Eid Gifts for Bride

Written by: Mir Aqa Etibar

Taking Eid gifts to the Fiancé’s house is a tradition among Afghans. The groom's family takes the amount of fruit, clothes, and jewelry as gifts to the fiancée’s family, but sometimes such customs become unhealthy competition and cause problems between families.

AEPO’s writer/producer has talked to some people about this issue.

Muqadas Munir says, “My two cousins were engaged. The fiancé of my one cousin was from a rich family and the other was from a poor family. The fiancé of the rich family was giving the most expensive gifts to her fiancée including gold and diamond jewelry but the poor fiancé was not able to prepare Eid’s gifts for her fiancée.

Maryam says, “My cousin (son of uncle) is engaged to a girl. My cousin's family took some Eid gifts to my cousin’s fiancée but my brother’s father-in-law had scattered all the gifts on the ground and had told my cousin’s family that they had more relatives but the gifts are counted as nothing. They have not married yet and I am afraid that what will happen in the future.”

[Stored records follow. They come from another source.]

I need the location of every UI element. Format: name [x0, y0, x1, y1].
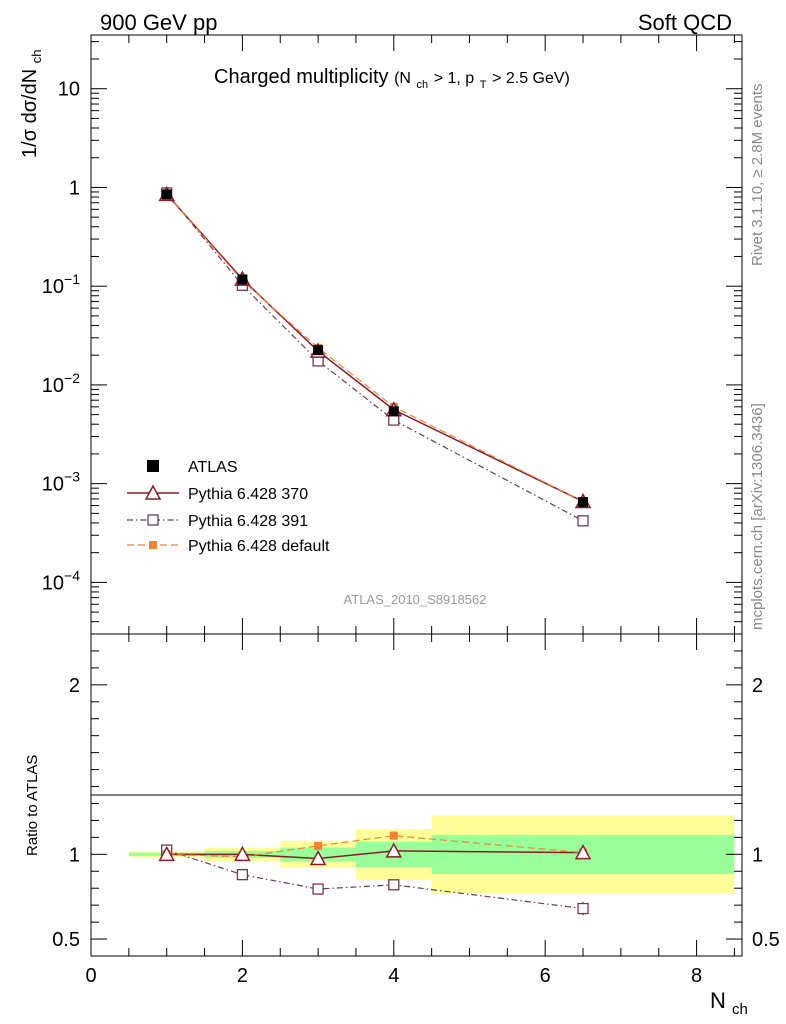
legend-item-p370: Pythia 6.428 370: [127, 484, 308, 503]
y-tick-label-exp: −3: [64, 469, 80, 485]
legend-item-atlas: ATLAS: [147, 459, 238, 476]
ratio-ylabel: Ratio to ATLAS: [24, 755, 41, 856]
legend: ATLAS Pythia 6.428 370 Pythia 6.428 391 …: [127, 459, 330, 555]
ratio-panel: 0.5 0.5 1 1 2 2 0 2 4 6 8 Ratio to ATLAS N ch: [24, 633, 780, 1018]
ratio-y-tick-label-right: 2: [752, 675, 763, 697]
ratio-point-square_open: [312, 883, 324, 895]
header-right: Soft QCD: [638, 10, 732, 35]
analysis-tag: ATLAS_2010_S8918562: [344, 592, 487, 607]
ratio-y-tick-label-right: 0.5: [752, 929, 780, 951]
x-axis-label-sub: ch: [732, 1001, 748, 1018]
main-point-data: [388, 406, 399, 417]
main-point-data: [313, 345, 324, 356]
main-point-data: [578, 497, 589, 508]
title-cut-n-sub: ch: [417, 79, 429, 91]
ratio-point-square_open: [577, 902, 589, 915]
legend-label-atlas: ATLAS: [188, 459, 238, 476]
legend-label-p391: Pythia 6.428 391: [188, 513, 308, 530]
title-cut-pt-sub: T: [480, 79, 487, 91]
ratio-marks: [158, 831, 592, 916]
ratio-point-square_filled: [389, 831, 398, 840]
legend-marker-p391: [147, 514, 159, 526]
ratio-point-triangle: [309, 849, 327, 866]
x-tick-label: 8: [691, 965, 702, 987]
ratio-point-square_filled: [314, 841, 323, 850]
main-title: Charged multiplicity (N ch > 1, p T > 2.…: [214, 66, 570, 93]
ratio-ticks: 0.5 0.5 1 1 2 2 0 2 4 6 8: [52, 634, 780, 987]
legend-marker-atlas: [147, 460, 159, 472]
main-marks: [158, 185, 592, 527]
y-tick-label: 10−4: [42, 567, 80, 594]
x-axis-label-base: N: [710, 988, 726, 1013]
main-point-data: [237, 274, 248, 285]
y-tick-label: 10−2: [42, 370, 80, 397]
rivet-label: Rivet 3.1.10, ≥ 2.8M events: [749, 84, 766, 267]
x-tick-label: 2: [237, 965, 248, 987]
y-tick-label-exp: −1: [64, 271, 80, 287]
y-tick-label-exp: −4: [64, 567, 80, 583]
ratio-y-tick-label-right: 1: [752, 844, 763, 866]
title-cut-n: (N: [394, 70, 411, 87]
ratio-bands: [128, 815, 735, 894]
ratio-line-square_filled: [166, 835, 584, 858]
y-tick-label: 10−1: [42, 271, 80, 298]
main-point-square_open: [388, 414, 400, 426]
title-cut-n-rest: > 1, p: [434, 70, 475, 87]
y-tick-label: 10−3: [42, 469, 80, 496]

What do some people think about the causes of this unhealthy competition between families?

Murtaza says, “Eid’s gifts to bride’s family are our tradition but now it’s changed to competition among families. One family wants to bring more gifts and the other wants more than that.”

Maryam says, “Most girls don’t want more Eid gifts but they cannot express their opinions to their families. If any of them prevents more gifts, the girl’s father, uncle or brother might say that they would prepare a simple Nikah (marriage contract) ceremony with a glass of water.”

How do some families find a solution to this issue?

Razia Muhammadi says, “When I got engaged to a boy, my cousin also got engaged at the same time. My cousin's fiancé was from a rich family and my fiancée was from a middle-class family.

My cousin’s fiancé was bringing more gifts to his fiancé but as my fiancé was from a low-class family, he was bringing gifts according to his income and this issue was bothering me.

My mother advised me to not be sad and she told me that my future might be better than others. Now I pass a comfortable life with my husband and my father-in-law’s family has good manners with me.”

Maryam says, “When my sister got engaged, my mother had talked to my sister’s fiancé’s family about the dowry and other special days’ gifts. She had prevented them from bringing such a gift and paying dowry. After the marriage, they have a good life.”